La querelle des  divers gens

Un autre regard sur la Paracha - Kora’h

Il n’y a rien de nouveau sous le soleil.

L’histoire Sainte n’échappe pas à cette règle et connaît une succession d’évènements où l’âge d’or est brusquement brisé par les soubresauts de la jalousie et de la rivalité.

 Le ciel pur et limpide est défiguré par des éclairs menaçants et inattendus. Moïse a toujours trouvé jusque-là des solutions à des revendications plus ou moins légitimes dans la conduite du peuple, insatisfait de certaines conditions de vie matérielles.

La faim, la soif et le danger ont toujours mérité son attention même s’ils paraissaient exagérés. Mais aujourd’hui le grand prophète va connaître sa Bastille. L’instant est grave, la fronde grogne, elle prend des allures idéologiques et spirituelles, elle est conduite par la sainte aristocratie hébraïque mobilisée par le grand rebelle Korah. Les arguments étayés par ce brillant idéologue sont puisés dans la plus pure démagogie et rabaissent Korah, fils de Itshar, fils de Keath, fils de Lévi, à n’être qu’un vulgaire démagogue. L’insurrection contre Moïse et Aaron porte atteinte à la validité et l’authenticité de leur mission et sape jusqu’aux fondements de la révélation divine. Une véritable révolte qui n’hésite pas, dans une fallacieuse union de rassembler les carriéristes et les ambitieux de tous bords, tous ceux qui s’imaginent déjà ministrables, alors que les objectifs sont divergents voire contradictoires. Tout est bon pour déstabiliser les leaders d’un pouvoir qu’ils n’ont jamais sollicité. Moïse avait nettement refusé son investiture tout comme Aaron son titre de grand prêtre. Mais la fin justifiant les moyens, Korah utilise la flatterie et la flagornerie, qualifiant de saints des hommes qui comme lui ne rêvent qu’à prendre les rennes du pouvoir et à faire briller les fauteuils de leurs ministères.

Le bureau central de la sécession est rapidement formé par un quarteron de putschistes aussi différents les uns des autres comme Datan et Aviran, le tristement célèbre tandem à gogs. Cette coalition provisoire n’éprouve aucune honte à s’unir sur le thème éphémère de la haine. Korah, le lévite aspire à devenir le numéro deux du peuple en évinçant Aaron, alors que Datan et Aviran dans la même lancée rêvent de recouvrer le droit d’aînesse que les Lévi leur ont précisément ravi.

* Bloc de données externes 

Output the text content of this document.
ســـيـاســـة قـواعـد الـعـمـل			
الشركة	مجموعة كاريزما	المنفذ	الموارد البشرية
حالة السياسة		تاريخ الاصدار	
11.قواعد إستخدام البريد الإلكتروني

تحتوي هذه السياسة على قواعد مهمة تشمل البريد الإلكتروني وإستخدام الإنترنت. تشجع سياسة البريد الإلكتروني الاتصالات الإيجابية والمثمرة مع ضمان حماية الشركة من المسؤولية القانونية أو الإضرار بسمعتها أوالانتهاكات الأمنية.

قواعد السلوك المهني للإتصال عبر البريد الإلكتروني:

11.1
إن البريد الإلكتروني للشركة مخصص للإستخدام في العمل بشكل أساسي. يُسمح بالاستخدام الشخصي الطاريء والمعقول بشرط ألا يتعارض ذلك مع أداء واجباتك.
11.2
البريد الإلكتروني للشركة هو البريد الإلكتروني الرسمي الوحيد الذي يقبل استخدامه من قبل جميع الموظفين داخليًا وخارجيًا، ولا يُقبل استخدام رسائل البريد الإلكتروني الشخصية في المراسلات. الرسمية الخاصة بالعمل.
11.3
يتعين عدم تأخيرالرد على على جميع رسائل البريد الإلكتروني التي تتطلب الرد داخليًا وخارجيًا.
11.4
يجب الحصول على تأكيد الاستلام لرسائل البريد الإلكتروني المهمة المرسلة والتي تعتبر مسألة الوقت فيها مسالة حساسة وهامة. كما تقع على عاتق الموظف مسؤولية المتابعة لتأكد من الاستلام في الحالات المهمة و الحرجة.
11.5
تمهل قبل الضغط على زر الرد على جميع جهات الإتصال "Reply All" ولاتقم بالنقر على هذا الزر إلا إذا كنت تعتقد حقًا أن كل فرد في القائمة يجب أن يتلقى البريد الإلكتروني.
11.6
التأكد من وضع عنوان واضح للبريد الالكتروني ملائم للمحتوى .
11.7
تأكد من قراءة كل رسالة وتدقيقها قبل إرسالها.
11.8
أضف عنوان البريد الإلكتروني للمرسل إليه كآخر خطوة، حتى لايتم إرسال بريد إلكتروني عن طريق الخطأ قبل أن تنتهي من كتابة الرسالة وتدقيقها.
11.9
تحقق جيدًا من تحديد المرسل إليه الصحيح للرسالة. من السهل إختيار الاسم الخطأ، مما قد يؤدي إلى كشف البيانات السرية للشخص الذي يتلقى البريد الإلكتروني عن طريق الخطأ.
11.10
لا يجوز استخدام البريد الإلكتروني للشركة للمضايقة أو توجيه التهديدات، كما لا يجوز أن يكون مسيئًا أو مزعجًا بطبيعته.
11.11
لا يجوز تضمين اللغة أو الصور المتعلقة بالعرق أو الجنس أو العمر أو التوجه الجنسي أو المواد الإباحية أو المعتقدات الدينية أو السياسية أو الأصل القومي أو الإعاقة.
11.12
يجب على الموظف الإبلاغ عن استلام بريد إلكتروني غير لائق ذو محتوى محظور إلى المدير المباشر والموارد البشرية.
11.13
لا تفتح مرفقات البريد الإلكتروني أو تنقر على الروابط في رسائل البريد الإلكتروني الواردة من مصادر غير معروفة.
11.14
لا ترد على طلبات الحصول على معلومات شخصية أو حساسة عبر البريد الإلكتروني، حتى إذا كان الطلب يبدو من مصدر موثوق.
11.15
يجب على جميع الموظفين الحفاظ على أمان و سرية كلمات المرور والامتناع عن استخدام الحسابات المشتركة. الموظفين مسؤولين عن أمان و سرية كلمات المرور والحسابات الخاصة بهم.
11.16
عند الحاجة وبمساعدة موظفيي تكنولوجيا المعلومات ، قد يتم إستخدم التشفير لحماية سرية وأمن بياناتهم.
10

Korah et ses acolytes sont l’expression d’une nouvelle classe, la noblesse démocratique, irréprochable tant sur le plan théorique que pratique. C’est une orthodoxie savante qui peut se passer de ce petit morceau de parchemin apposé à la porte, parce qu’elle dispose d’une bibliothèque  bien garnie.

Au poteau, la mezouza, symbole de l’omniprésence de Moïse jusque dans nos foyers. Cette orthodoxie savante peut se passer d’ajouter au châle de prière tout entier tissé d’azur ce ridicule fil bleu. Il faut en découdre avec ce fil qui nous conduit encore à Moïse.  Aaron lui-même grossit ses richesses par les diverses taxes qu’il prélève sur la misère de la veuve et de l’orphelin. Tel est le discours bassement calomniateur qui finit même par indigner le soleil et la lune. Les deux luminaires par solidarité avec Moïse sont prêts à punir les rebelles en arrêtant leur propre révolution et plonger le monde dans le chaos. Mais Moïse veut que la lumière se fasse au grand jour. Il faut attendre jusqu’au  lendemain, que les esprits se calment, que la nuit porte conseil ; le rite de l’encens départagera  Aaron et ses détracteurs. Le parfum dira qui est en odeur de sainteté. La diatribe belliqueuse et cupide fait sortir l’homme du monde c’est pourquoi, la terre toute tremblante ouvre sa bouche pour engloutir jusqu’au moindre souvenir de la discorde. Seule la Techouva conservera aux enfants de Korah dignité et gloire, ce seront les chantres les plus distingués du temple et les prophètes les plus considérés comme le sera Samuel, l’égal de Moïse et Aaron.